2. Petrus 2, 1-22 – Zu viel Geistliches

Das ganze Kapitel ist eine ziemlich heftige und polemische Breitseite gegen damalige Irrlehrer. Ich hab mich beim Lesen gefragt, ob die Abgrenzung gegenüber einer anderen Lehre so heftig und hart sein muss. Das könnt man doch auch ein bisschen diplomatischer ausdrücken. Aber mir wurde dann klar, dass Petrus nicht vom Hass gegen Irrlehrer getrieben ist, sondern dass seine heftigen Emotionen eher daher kommen, dass er die Gemeinde schützen möchte. Es geht ihm nicht zuerst darum, andere fertig zu machen, sondern er hat Angst, dass diese Irrlehren auch andere Christen vom Glauben abbringen.

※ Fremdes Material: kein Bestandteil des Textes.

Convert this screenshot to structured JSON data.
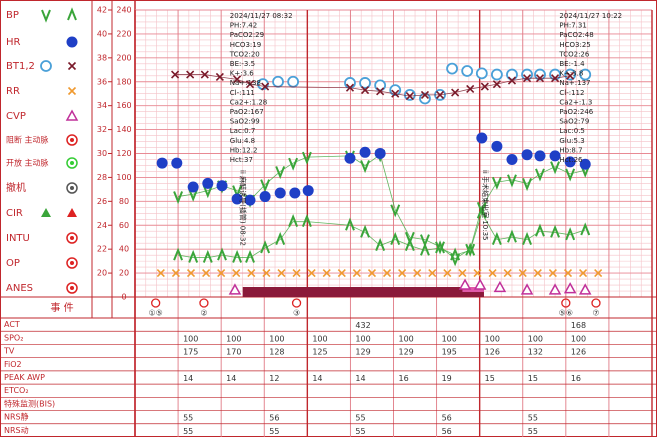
{
  "chart_data": {
    "type": "line",
    "xlim": [
      0,
      12
    ],
    "ylim": [
      0,
      240
    ],
    "yticks": [
      0,
      20,
      40,
      60,
      80,
      100,
      120,
      140,
      160,
      180,
      200,
      220,
      240
    ],
    "y2lim": [
      18,
      42
    ],
    "y2ticks": [
      20,
      22,
      24,
      26,
      28,
      30,
      32,
      34,
      36,
      38,
      40,
      42
    ],
    "grid": true,
    "legend": [
      {
        "label": "BP",
        "symbols": [
          {
            "marker": "v",
            "color": "#3aa53a"
          },
          {
            "marker": "caret",
            "color": "#3aa53a"
          }
        ]
      },
      {
        "label": "HR",
        "symbols": [
          {
            "marker": "dot",
            "color": "#1f3fc6"
          }
        ]
      },
      {
        "label": "BT1,2",
        "symbols": [
          {
            "marker": "circle",
            "color": "#4aa0d8"
          },
          {
            "marker": "x",
            "color": "#7a1a2a"
          }
        ]
      },
      {
        "label": "RR",
        "symbols": [
          {
            "marker": "x",
            "color": "#f09a30"
          }
        ]
      },
      {
        "label": "CVP",
        "symbols": [
          {
            "marker": "triangle",
            "color": "#c0309a"
          }
        ]
      },
      {
        "label": "阻断 主动脉",
        "symbols": [
          {
            "marker": "target",
            "color": "#d22"
          }
        ]
      },
      {
        "label": "开放 主动脉",
        "symbols": [
          {
            "marker": "target",
            "color": "#3c3"
          }
        ]
      },
      {
        "label": "撤机",
        "symbols": [
          {
            "marker": "target",
            "color": "#555"
          }
        ]
      },
      {
        "label": "CIR",
        "symbols": [
          {
            "marker": "filltri",
            "color": "#3aa53a"
          },
          {
            "marker": "filltri",
            "color": "#d22"
          }
        ]
      },
      {
        "label": "INTU",
        "symbols": [
          {
            "marker": "target",
            "color": "#d22"
          }
        ]
      },
      {
        "label": "OP",
        "symbols": [
          {
            "marker": "target",
            "color": "#d22"
          }
        ]
      },
      {
        "label": "ANES",
        "symbols": [
          {
            "marker": "target",
            "color": "#d22"
          }
        ]
      }
    ],
    "series": [
      {
        "marker": "v",
        "color": "#3aa53a",
        "connect": true,
        "x": [
          1.0,
          1.35,
          1.69,
          2.02,
          2.37,
          2.67,
          3.02,
          3.37,
          3.67,
          3.99,
          4.99,
          5.34,
          5.69,
          6.04,
          6.38,
          6.73,
          7.08,
          7.43,
          7.78,
          8.05,
          8.4,
          8.75,
          9.1,
          9.4,
          9.75,
          10.1,
          10.45
        ],
        "values": [
          84,
          86,
          89,
          93,
          89,
          81,
          94,
          105,
          112,
          117,
          118,
          110,
          119,
          73,
          50,
          48,
          42,
          32,
          40,
          75,
          96,
          98,
          95,
          103,
          109,
          103,
          106
        ]
      },
      {
        "marker": "caret",
        "color": "#3aa53a",
        "connect": true,
        "x": [
          1.0,
          1.35,
          1.69,
          2.02,
          2.37,
          2.67,
          3.02,
          3.37,
          3.67,
          3.99,
          4.99,
          5.34,
          5.69,
          6.04,
          6.38,
          6.73,
          7.08,
          7.43,
          7.78,
          8.05,
          8.4,
          8.75,
          9.1,
          9.4,
          9.75,
          10.1,
          10.45
        ],
        "values": [
          35,
          33,
          33,
          35,
          33,
          33,
          41,
          48,
          63,
          63,
          60,
          54,
          43,
          48,
          43,
          39,
          41,
          35,
          39,
          70,
          48,
          50,
          48,
          55,
          54,
          52,
          56
        ]
      },
      {
        "marker": "dot",
        "color": "#1f3fc6",
        "connect": false,
        "x": [
          0.63,
          0.97,
          1.35,
          1.69,
          2.02,
          2.37,
          2.67,
          3.02,
          3.37,
          3.71,
          4.02,
          4.99,
          5.34,
          5.69,
          8.05,
          8.4,
          8.75,
          9.1,
          9.4,
          9.75,
          10.1,
          10.45
        ],
        "values": [
          112,
          112,
          92,
          95,
          93,
          82,
          81,
          84,
          87,
          87,
          89,
          116,
          121,
          120,
          133,
          126,
          115,
          119,
          118,
          118,
          113,
          111
        ]
      },
      {
        "marker": "circle",
        "color": "#4aa0d8",
        "connect": false,
        "axis": "y2",
        "x": [
          2.97,
          3.32,
          3.67,
          4.99,
          5.34,
          5.69,
          6.04,
          6.38,
          6.73,
          7.08,
          7.36,
          7.71,
          8.05,
          8.4,
          8.75,
          9.1,
          9.4,
          9.75,
          10.1,
          10.45
        ],
        "values": [
          35.8,
          36.0,
          36.0,
          35.9,
          35.9,
          35.7,
          35.3,
          34.9,
          34.6,
          34.9,
          37.1,
          36.9,
          36.7,
          36.6,
          36.6,
          36.6,
          36.6,
          36.6,
          36.6,
          36.6
        ]
      },
      {
        "marker": "x",
        "color": "#7a1a2a",
        "connect": true,
        "axis": "y2",
        "x": [
          0.93,
          1.28,
          1.62,
          1.97,
          2.37,
          2.67,
          3.02,
          4.99,
          5.34,
          5.69,
          6.04,
          6.38,
          6.73,
          7.08,
          7.43,
          7.78,
          8.12,
          8.4,
          8.75,
          9.1,
          9.4,
          9.75,
          10.1
        ],
        "values": [
          36.6,
          36.6,
          36.6,
          36.4,
          36.2,
          35.8,
          35.6,
          35.5,
          35.3,
          35.2,
          35.0,
          34.8,
          34.9,
          34.9,
          35.1,
          35.4,
          35.6,
          35.8,
          36.1,
          36.3,
          36.3,
          36.3,
          36.5
        ]
      },
      {
        "marker": "x",
        "color": "#f09a30",
        "connect": false,
        "x": [
          0.6,
          0.95,
          1.3,
          1.65,
          2.0,
          2.35,
          2.7,
          3.05,
          3.4,
          3.75,
          4.1,
          4.45,
          4.8,
          5.15,
          5.5,
          5.85,
          6.2,
          6.55,
          6.9,
          7.25,
          7.6,
          7.95,
          8.3,
          8.65,
          9.0,
          9.35,
          9.7,
          10.05,
          10.4,
          10.75
        ],
        "values": [
          20,
          20,
          20,
          20,
          20,
          20,
          20,
          20,
          20,
          20,
          20,
          20,
          20,
          20,
          20,
          20,
          20,
          20,
          20,
          20,
          20,
          20,
          20,
          20,
          20,
          20,
          20,
          20,
          20,
          20
        ]
      },
      {
        "marker": "triangle",
        "color": "#c0309a",
        "connect": false,
        "x": [
          2.32,
          7.66,
          8.01,
          8.47,
          9.1,
          9.75,
          10.1,
          10.45
        ],
        "values": [
          6,
          10,
          10,
          8,
          6,
          6,
          7,
          6
        ]
      }
    ],
    "annotations": [
      {
        "x": 2.2,
        "lines": [
          "2024/11/27 08:32",
          "PH:7.42",
          "PaCO2:29",
          "HCO3:19",
          "TCO2:20",
          "BE:-3.5",
          "K+:3.6",
          "Na+:138",
          "Cl-:111",
          "Ca2+:1.28",
          "PaO2:167",
          "SaO2:99",
          "Lac:0.7",
          "Glu:4.8",
          "Hb:12.2",
          "Hct:37"
        ]
      },
      {
        "x": 9.85,
        "lines": [
          "2024/11/27 10:22",
          "PH:7.31",
          "PaCO2:48",
          "HCO3:25",
          "TCO2:26",
          "BE:-1.4",
          "K+:3.8",
          "Na+:137",
          "Cl-:112",
          "Ca2+:1.3",
          "PaO2:246",
          "SaO2:79",
          "Lac:0.5",
          "Glu:5.3",
          "Hb:8.7",
          "Hct:26"
        ]
      }
    ],
    "vertical_notes": [
      {
        "x": 2.5,
        "text": "ii 麻醉诱导(插管) 08:32"
      },
      {
        "x": 8.12,
        "text": "ii 手术结束出室 10:35"
      }
    ],
    "events": {
      "label": "事 件",
      "items": [
        {
          "x": 0.48,
          "label": "①⑤"
        },
        {
          "x": 1.6,
          "label": "②"
        },
        {
          "x": 3.75,
          "label": "③"
        },
        {
          "x": 10.0,
          "label": "⑤⑥"
        },
        {
          "x": 10.7,
          "label": "⑦"
        }
      ]
    }
  },
  "table": {
    "rows": [
      {
        "label": "ACT",
        "cells": [
          null,
          null,
          null,
          null,
          null,
          "432",
          null,
          null,
          null,
          null,
          "168",
          null
        ]
      },
      {
        "label": "SPO₂",
        "cells": [
          null,
          "100",
          "100",
          "100",
          "100",
          "100",
          "100",
          "100",
          "100",
          "100",
          "100",
          null
        ]
      },
      {
        "label": "TV",
        "cells": [
          null,
          "175",
          "170",
          "128",
          "125",
          "129",
          "129",
          "195",
          "126",
          "132",
          "126",
          null
        ]
      },
      {
        "label": "FiO2",
        "cells": [
          null,
          null,
          null,
          null,
          null,
          null,
          null,
          null,
          null,
          null,
          null,
          null
        ]
      },
      {
        "label": "PEAK AWP",
        "cells": [
          null,
          "14",
          "14",
          "12",
          "14",
          "14",
          "16",
          "19",
          "15",
          "15",
          "16",
          null
        ]
      },
      {
        "label": "ETCO₂",
        "cells": [
          null,
          null,
          null,
          null,
          null,
          null,
          null,
          null,
          null,
          null,
          null,
          null
        ]
      },
      {
        "label": "特殊监测(BIS)",
        "cells": [
          null,
          null,
          null,
          null,
          null,
          null,
          null,
          null,
          null,
          null,
          null,
          null
        ]
      },
      {
        "label": "NRS静",
        "cells": [
          null,
          "55",
          null,
          "56",
          null,
          "55",
          null,
          "56",
          null,
          "55",
          null,
          null
        ]
      },
      {
        "label": "NRS动",
        "cells": [
          null,
          "55",
          null,
          "55",
          null,
          "55",
          null,
          "56",
          null,
          "55",
          null,
          null
        ]
      }
    ]
  }
}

Wahrscheinlich sind die genannten Irrlehrer Vertreter der Gnosis. Ein wichtiger Punkt in der Gnosis ist die Geringschätzung des Geschöpflichen. Wichtig ist vor allem alles Geistliche und alles, was unserer irdischen Welt enthoben ist. Wahre Einheit mit Gott finden wir nur außerhalb der Grenzen unserer irdischen Welt. Alles, was mit gegenständlicher Materie zu tun hat, spielt für den Glauben keine Rolle. Da zählt nur die absolut geistliche Dimension. Das führt interessanterweise zu zwei völlig unterschiedlichen Haltungen gegenüber unserer Geschöpflichkeit. Die eine Richtung geht in die völlige Askese. Alles Körperliche ist absolut böse und wir müssen alle leiblichen Lüste so gut wie möglich ablegen und vermeiden: Kein Fressen, kein Saufen, kein Sex, … Das andere Extrem ist das Gegenteil: Weil der Körper nichts mit Gott zu tun hat, kann ich mit ihm machen was ich will – das hat ja dann für den Glauben keine Auswirkung: Ich kann fressen, saufen, ungezügelten Sex mit jedem haben,… das alles betrifft ja nur den Körper und nicht meine geistliche Beziehung zu Gott.

Petrus scheint hier eher mit der zweiten Position zu tun zu haben (vgl. v.a. V.13f). Er wendet sich scharf gegen solch ein Verständnis des Glaubens. Er sagt, dass die Irrlehrer zwar Freiheit versprechen (Freiheit vom allem irdischen), dass sie sich aber selbst zu Knechten machen (V.19). Eine falsch verstandene Überbewertung des Geistlichen kann also für unseren Glauben ganz schön gefährlich sein. Gott hat uns nicht nur ein geistliches Verlangen geschenkt, sondern er hat uns auch Leib und Seele geschenkt.